Monday, August 24, 2009


Well, not quite.

Potato_bin I’m afraid my family sees my efforts to raise potatoes as rather a joke.  After all, you can buy a five pound bag at the grocery store for less than $2.  And I must admit my yearly yield isn’t much more than a couple of pounds.  But that’s not why I grow them.  I grow them for the enjoyment of eating something I have grown.  And, as my husband pointed out, every vegetable we grow is free of pesticides.  What’s wrong with that?

I must admit I don’t go out and buy seed potatoes.  By the end of the winter, I usually end up with half a bag of bulk white potatoes that have eyes in them.  I let them mature in my pantry and by late May, I’m ready to plant.  (Mind you, I have tried seed potatoes that I bought at the Mennonite store.  Maybe it was just a bad year for seed potatoes, but it seems I’ve done better with my grocery store rejects.)

I tried planting potatoes in the ground and not only did I not have a great crop, but it was difficult to find them all.  So, for the past couple of years I’ve been growing them in a big plastic tub.  As they’re confined to a small area, naturally there won’t be hundreds of potatoes, nor are they tremendously big. 

Potato_dying Some years my potato plants have flowered, but most years they have not.  I keep thinking that one day I’ll read up on potato husbandry, but there’s usually something more important (like keeping us in clean laundry) that needs to be done.
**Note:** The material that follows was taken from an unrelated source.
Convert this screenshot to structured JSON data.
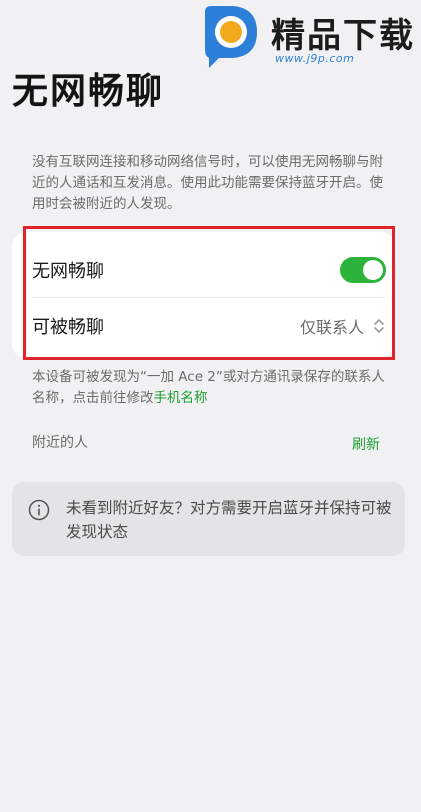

I harvested my 2009 potato crop last week.  First, I waited until the plants were all shriveled up, and then I pulled them from the soil.  Potatoes_dumped Next, I dumped the entire tub onto a plastic tarp.  This made it easy to keep track of everything. I was delighted that upon dumping, I saw quite a few decent sized potatoes.  I have a little (child’s) bamboo rake, and I used that to rake through the dirt to find even the tiniest potatoes.  (We’re talking the size of your baby fingernail.)

2009_potato_crop That night, I boiled the smallest potatoes until they were tender, drained them, and dumped a big gob of butter into the saucepan, along with a handful (about a third of a cup) of chopped fresh parsley (also from the garden) and mixed it all together.